If you had to work it out at the point (4, 36) then there is no need to sub in the other value, but I can't give a proper answer as I don't know what the question is asking you to do. What is the question?

The question and a large part of the solution are attached to the original post.

Reply 5

Original post by Ronove

Since when? I'm really confused now.

Can't blame you there. Plenty of teachers seem to think that

\sqrt{4}=\pm 2

. It doesn't.

Reply 6

OP

Original post by BabyMaths

9^{-1/2}=\frac{1}{3}

not

\pm \frac{1}{3}

Since you said this (which shook my understanding to the core by the way :tongue:

) I found this page http://gmatclub.com/forum/square-root-always-positive-114114.html which has blown my mind. Thanks for the response, haha!

Reply 7

OP

Original post by BabyMaths

Can't blame you there. Plenty of teachers seem to think that

\sqrt{4}=\pm 2

. It doesn't.

Well I am my own teacher, haven't had a maths teacher since doing my GCSEs in 2004! I have no idea how I would ever have found this out without you saying it. :tongue:

Original post by Ronove

Well I am my own teacher, haven't had a maths teacher since doing my GCSEs in 2004! I have no idea how I would ever have found this out without you saying it. :tongue:

To clarify if you are asked to solve

x^2=4

you write down

x = \pm 2

.

If you are asked to evaluate

\sqrt 4

then the answer is

2

.

Reply 9

Original post by BabyMaths

Can't blame you there. Plenty of teachers seem to think that

\sqrt{4}=\pm 2

. It doesn't.

Woah! What?

Reply 10

OP

Original post by Mr M

To clarify if you are asked to solve

x^2=4

you write down

x = \pm 2

.

If you are asked to evaluate

\sqrt 4

then the answer is

2

.

Thank you! :h:

Reply 11

TenOfThem

Original post by claret_n_blue

Woah! What?

What?

Reply 12

Original post by TenOfThem

What?

Why is it just 2?

Or is this just for exams, in real life it still plus or minus 2 isn't it?

Reply 13

Couple of long threads on the maths teachers forum at TES explain why students aren't clear on this.
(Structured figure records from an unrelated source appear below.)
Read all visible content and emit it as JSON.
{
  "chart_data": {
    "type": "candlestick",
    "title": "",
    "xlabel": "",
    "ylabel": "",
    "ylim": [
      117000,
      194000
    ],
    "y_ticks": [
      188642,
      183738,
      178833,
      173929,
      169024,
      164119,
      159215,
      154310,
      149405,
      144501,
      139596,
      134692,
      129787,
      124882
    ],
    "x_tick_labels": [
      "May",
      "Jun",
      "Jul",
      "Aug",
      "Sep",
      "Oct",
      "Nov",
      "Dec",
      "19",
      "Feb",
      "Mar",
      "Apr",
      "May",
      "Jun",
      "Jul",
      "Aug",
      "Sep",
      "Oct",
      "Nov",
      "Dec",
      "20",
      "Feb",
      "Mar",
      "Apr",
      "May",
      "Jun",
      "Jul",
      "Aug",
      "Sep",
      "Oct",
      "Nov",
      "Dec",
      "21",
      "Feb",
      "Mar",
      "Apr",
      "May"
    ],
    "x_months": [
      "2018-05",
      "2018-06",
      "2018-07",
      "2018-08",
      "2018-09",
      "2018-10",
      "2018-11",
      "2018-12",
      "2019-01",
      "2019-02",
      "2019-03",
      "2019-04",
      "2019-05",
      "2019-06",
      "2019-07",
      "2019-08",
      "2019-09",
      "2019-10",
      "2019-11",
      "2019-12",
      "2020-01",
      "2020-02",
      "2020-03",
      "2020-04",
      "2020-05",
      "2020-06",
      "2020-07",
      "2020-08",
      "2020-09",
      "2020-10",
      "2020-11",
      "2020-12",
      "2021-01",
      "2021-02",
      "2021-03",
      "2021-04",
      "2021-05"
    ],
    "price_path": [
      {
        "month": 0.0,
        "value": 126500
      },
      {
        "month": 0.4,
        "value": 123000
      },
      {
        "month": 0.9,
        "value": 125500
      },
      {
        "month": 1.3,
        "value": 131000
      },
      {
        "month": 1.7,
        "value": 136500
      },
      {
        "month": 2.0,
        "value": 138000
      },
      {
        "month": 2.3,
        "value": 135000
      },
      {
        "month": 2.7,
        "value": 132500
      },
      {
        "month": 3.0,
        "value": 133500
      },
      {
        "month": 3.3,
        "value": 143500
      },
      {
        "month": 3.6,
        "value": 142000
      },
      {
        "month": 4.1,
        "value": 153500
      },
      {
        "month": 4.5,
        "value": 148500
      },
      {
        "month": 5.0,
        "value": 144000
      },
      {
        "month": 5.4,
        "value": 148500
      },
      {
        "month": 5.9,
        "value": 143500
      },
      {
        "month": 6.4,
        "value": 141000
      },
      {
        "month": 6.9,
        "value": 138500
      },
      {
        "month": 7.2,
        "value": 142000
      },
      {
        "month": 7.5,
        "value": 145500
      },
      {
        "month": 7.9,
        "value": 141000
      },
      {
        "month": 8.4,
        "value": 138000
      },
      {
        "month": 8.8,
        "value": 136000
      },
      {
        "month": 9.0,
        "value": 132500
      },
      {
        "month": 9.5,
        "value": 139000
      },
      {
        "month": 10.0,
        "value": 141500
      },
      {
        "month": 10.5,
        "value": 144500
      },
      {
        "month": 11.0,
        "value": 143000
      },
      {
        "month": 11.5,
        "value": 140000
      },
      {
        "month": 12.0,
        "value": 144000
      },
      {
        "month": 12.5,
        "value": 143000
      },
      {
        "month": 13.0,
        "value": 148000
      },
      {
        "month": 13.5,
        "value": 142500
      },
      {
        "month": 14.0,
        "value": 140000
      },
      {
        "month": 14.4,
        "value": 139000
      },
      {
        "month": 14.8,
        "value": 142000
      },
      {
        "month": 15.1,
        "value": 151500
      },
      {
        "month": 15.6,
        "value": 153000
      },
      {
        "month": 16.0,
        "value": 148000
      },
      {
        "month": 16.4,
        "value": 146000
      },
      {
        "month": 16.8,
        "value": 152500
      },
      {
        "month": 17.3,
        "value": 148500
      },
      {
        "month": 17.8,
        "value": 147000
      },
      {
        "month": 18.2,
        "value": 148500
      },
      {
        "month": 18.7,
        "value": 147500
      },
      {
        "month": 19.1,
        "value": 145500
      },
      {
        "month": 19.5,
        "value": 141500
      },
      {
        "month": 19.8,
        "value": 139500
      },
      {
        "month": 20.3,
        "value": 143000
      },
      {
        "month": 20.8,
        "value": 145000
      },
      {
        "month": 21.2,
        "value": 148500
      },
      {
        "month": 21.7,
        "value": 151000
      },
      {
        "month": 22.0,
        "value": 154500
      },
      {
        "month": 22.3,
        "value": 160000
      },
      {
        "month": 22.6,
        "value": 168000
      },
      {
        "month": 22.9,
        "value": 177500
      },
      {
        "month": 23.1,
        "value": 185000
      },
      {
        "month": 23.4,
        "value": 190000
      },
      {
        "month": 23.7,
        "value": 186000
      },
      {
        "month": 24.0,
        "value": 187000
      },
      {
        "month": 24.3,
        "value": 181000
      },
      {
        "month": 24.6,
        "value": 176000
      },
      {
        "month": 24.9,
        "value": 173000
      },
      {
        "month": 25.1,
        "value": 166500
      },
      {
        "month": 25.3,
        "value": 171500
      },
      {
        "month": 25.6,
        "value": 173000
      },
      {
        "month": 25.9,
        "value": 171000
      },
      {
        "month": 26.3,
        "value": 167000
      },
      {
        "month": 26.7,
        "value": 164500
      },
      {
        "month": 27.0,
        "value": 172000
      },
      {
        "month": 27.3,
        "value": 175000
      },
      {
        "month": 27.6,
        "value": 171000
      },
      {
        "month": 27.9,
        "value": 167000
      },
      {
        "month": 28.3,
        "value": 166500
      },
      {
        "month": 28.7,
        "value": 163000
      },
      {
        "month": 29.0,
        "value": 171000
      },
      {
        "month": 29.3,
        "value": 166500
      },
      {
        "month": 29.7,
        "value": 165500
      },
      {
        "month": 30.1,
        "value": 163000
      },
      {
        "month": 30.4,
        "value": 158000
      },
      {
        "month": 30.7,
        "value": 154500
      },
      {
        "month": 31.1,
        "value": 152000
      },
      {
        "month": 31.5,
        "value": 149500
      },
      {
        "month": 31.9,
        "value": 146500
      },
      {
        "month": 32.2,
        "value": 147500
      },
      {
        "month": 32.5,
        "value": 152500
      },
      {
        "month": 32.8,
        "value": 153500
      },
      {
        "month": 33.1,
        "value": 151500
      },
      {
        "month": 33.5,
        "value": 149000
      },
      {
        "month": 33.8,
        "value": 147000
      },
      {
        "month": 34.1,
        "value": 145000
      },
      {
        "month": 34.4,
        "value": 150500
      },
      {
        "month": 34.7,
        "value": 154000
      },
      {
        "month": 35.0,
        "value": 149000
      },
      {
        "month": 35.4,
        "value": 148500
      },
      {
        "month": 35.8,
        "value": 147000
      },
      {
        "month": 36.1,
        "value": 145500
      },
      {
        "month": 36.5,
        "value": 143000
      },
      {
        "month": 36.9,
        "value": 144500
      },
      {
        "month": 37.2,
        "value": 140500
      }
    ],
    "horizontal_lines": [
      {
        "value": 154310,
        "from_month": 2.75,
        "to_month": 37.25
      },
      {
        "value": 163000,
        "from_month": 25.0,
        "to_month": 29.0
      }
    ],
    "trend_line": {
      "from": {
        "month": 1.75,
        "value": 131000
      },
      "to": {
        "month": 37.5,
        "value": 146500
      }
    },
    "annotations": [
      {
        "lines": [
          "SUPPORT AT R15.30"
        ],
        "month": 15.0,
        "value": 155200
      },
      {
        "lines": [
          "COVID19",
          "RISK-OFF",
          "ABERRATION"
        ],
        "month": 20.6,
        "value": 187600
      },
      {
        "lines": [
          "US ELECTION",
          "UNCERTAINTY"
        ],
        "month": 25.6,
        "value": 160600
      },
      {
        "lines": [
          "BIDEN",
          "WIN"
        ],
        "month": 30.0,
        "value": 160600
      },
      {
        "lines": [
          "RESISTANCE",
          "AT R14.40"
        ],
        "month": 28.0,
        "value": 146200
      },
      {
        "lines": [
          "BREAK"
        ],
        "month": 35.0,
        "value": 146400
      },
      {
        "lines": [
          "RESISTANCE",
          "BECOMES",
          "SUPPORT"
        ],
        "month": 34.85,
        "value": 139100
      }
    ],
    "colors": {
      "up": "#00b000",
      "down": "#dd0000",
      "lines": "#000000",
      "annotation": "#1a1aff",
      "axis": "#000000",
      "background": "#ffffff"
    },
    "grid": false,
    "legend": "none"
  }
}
http://community.tes.co.uk/forums/p/623065/7840374.aspx#7840374

http://community.tes.co.uk/forums/p/535448/7132713.aspx#7132713

Reply 14

TenOfThem

Original post by claret_n_blue

Why is it just 2?

Or is this just for exams, in real life it still plus or minus 2 isn't it?

No

It never has been

-2 squared does still =4

But the square root of 4 is 2

Reply 15

Original post by claret_n_blue

Why is it just 2?

Or is this just for exams, in real life it still plus or minus 2 isn't it?

\pm \sqrt{4}=\pm 2

\sqrt{4}= 2

Reply 16

james22

16

Original post by claret_n_blue

Why is it just 2?

Or is this just for exams, in real life it still plus or minus 2 isn't it?

No. The square root of x is defined to be the POSITIVE number y which satisfies y^2=x

Reply 17